Attachment Anxiety, Relationship Context, and Sleep in Women With Recurrent Major Depression

Wendy M. Troxel, PhD, Jill M. Cyranowski, PhD, Martica Hall, PhD, Ellen Frank, PhD and Daniel J. Buysse, MD

From the Department of Psychiatry (W.M.T., M.H., D.J.B.) and the Department of Psychiatry and Psychology (J.M.C., E.F.), University of Pittsburgh, Pittsburgh, Pennsylvania.

Address correspondence and reprint requests to Wendy M. Troxel, Department of Psychiatry, University of Pittsburgh, 3811 O’Hara Street, Pittsburgh, PA 15213. E-mail: troxelw{at}msx.upmc.edu

Objective: To examine the relationship between attachment anxiety, marital status, bed-partner status, and sleep in recurrently depressed women.

Methods: The current study measured polysomnography (PSG) and subjective sleep quality in 107 women with recurrent major depression. Women were categorized as high or low in attachment anxiety based on Bartholomew and Horowitz’s Relationship Questionnaire (1991).

Results: There were no significant main or interaction effects of any of the relationship measures on subjective sleep quality. In contrast, PSG results indicated that women with bed partners displayed better sleep efficiency (p < .005). Marital status was also associated with sleep efficiency (p < .05), and married women displayed significantly shorter sleep latencies as compared with never married women (p < .05). Anxiously attached women displayed a reduced percentage of stage 3–4 sleep (p < .05). Moreover, a significant interaction between attachment anxiety and marital status (p < .05) suggested that anxiously attached women who were previously married (i.e., divorced, separated, or widowed) displayed a particularly low percentage of stage 3–4 sleep.

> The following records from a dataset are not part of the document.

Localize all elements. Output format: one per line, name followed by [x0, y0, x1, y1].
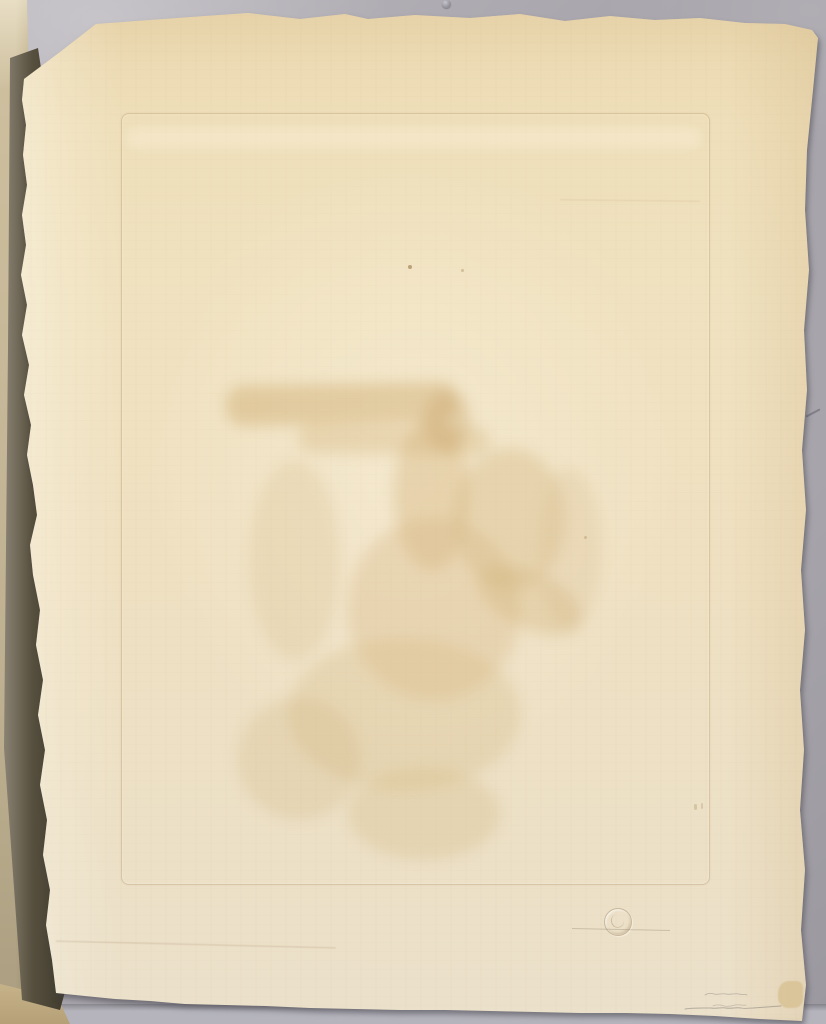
- foxing-speck: [408, 265, 412, 269]
- foxing-speck: [461, 269, 464, 272]
- photo-stage: [0, 0, 826, 1024]
- foxing-speck: [694, 804, 697, 810]
- plate-light-band: [126, 127, 701, 149]
- paper-tape-remnant: [778, 981, 803, 1008]
- plate-mark: [121, 113, 710, 885]
- paper-sheet: [0, 0, 826, 1024]
- crease-line: [56, 941, 336, 949]
- foxing-speck: [701, 803, 703, 809]
- paper-sheet-shadow-wrap: [0, 0, 826, 1024]
- blind-stamp: [604, 908, 632, 936]
- foxing-speck: [584, 536, 587, 539]
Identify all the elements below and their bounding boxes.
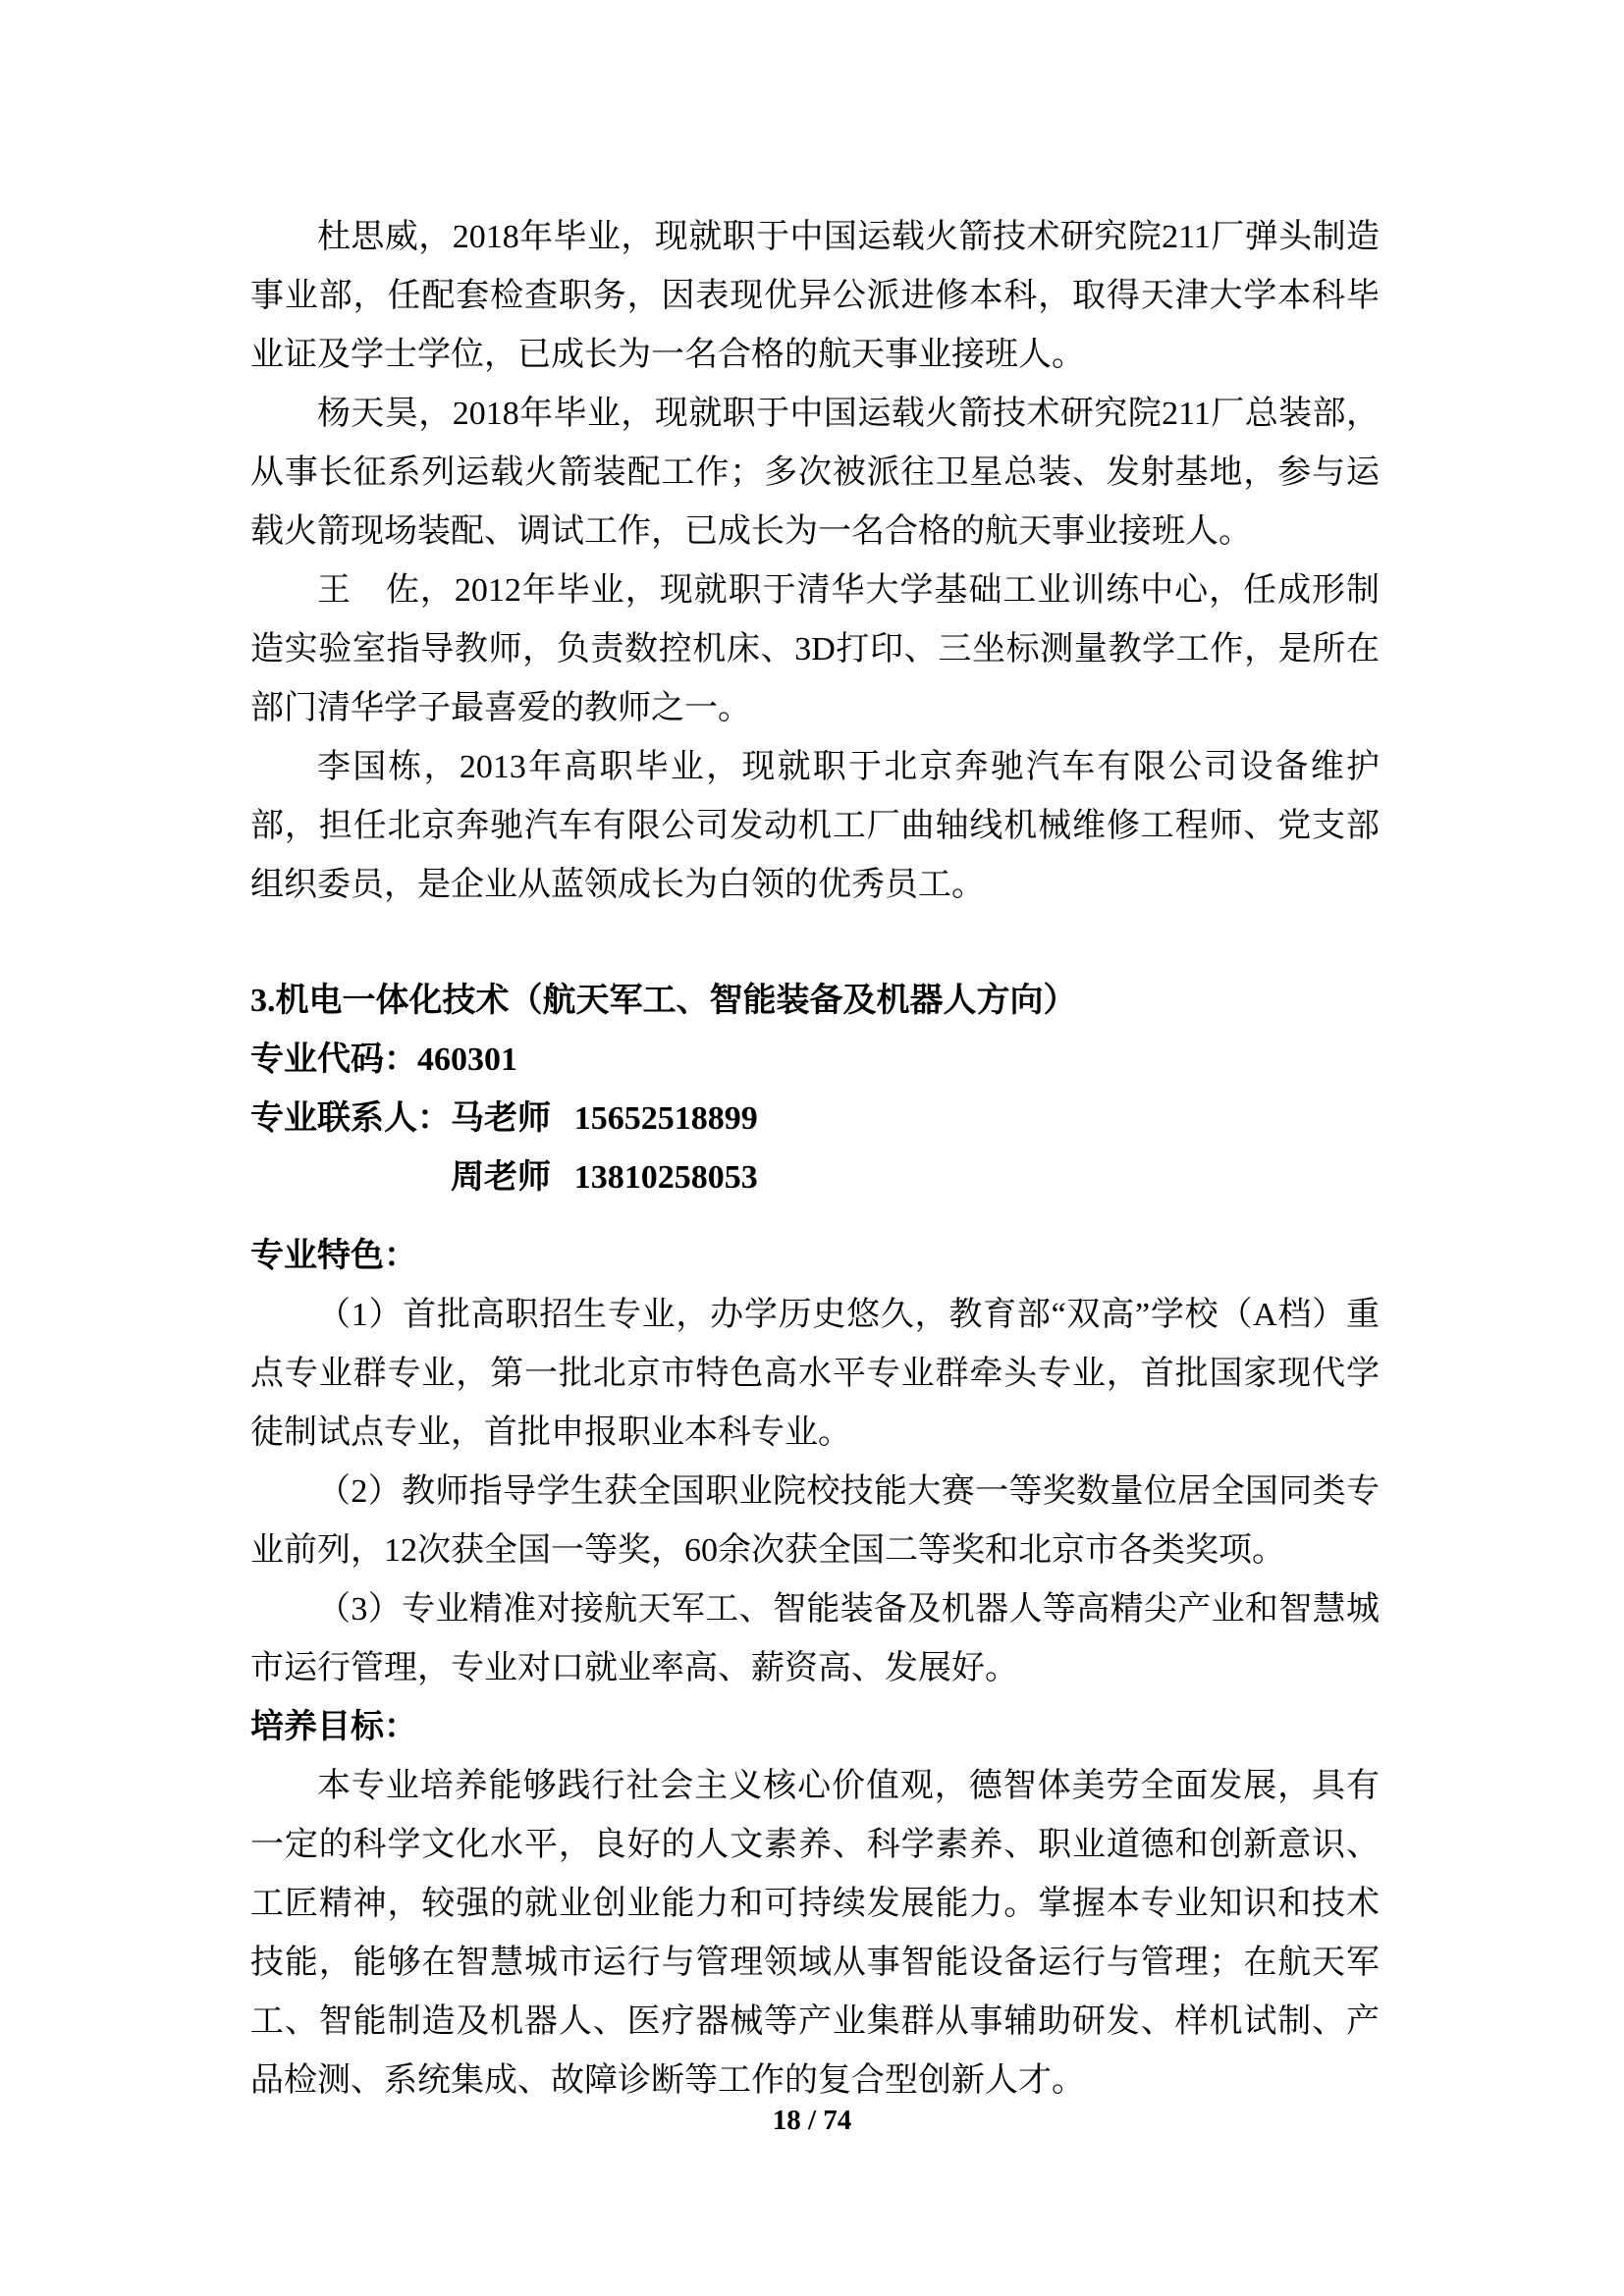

Conclusions: Depressed women who exhibit an anxious attachment style and have experienced a marital rupture show reduced stage 3–4 sleep, which may signal a concomitant reduction in restorative cognitive and metabolic processes. Relationship context influences sleep continuity. These results provide a more nuanced approach to considering qualitative and structural aspects of relationships that may influence sleep.

Key Words: attachment style • sleep • marital status • bed partner • polysomnography

Abbreviations: PSG = polysomnography; MDD = major depressive disorder; REM = rapid eye movement; PSQI = Pittsburgh Sleep Quality Index; HRSD = Hamilton Rating Scale for Depression; IPT-M = Interpersonal Psychotherapy Maintenance; RQ = Relationship Questionnaire; MS = marital status; A = attachment style; BP = bed-partner status.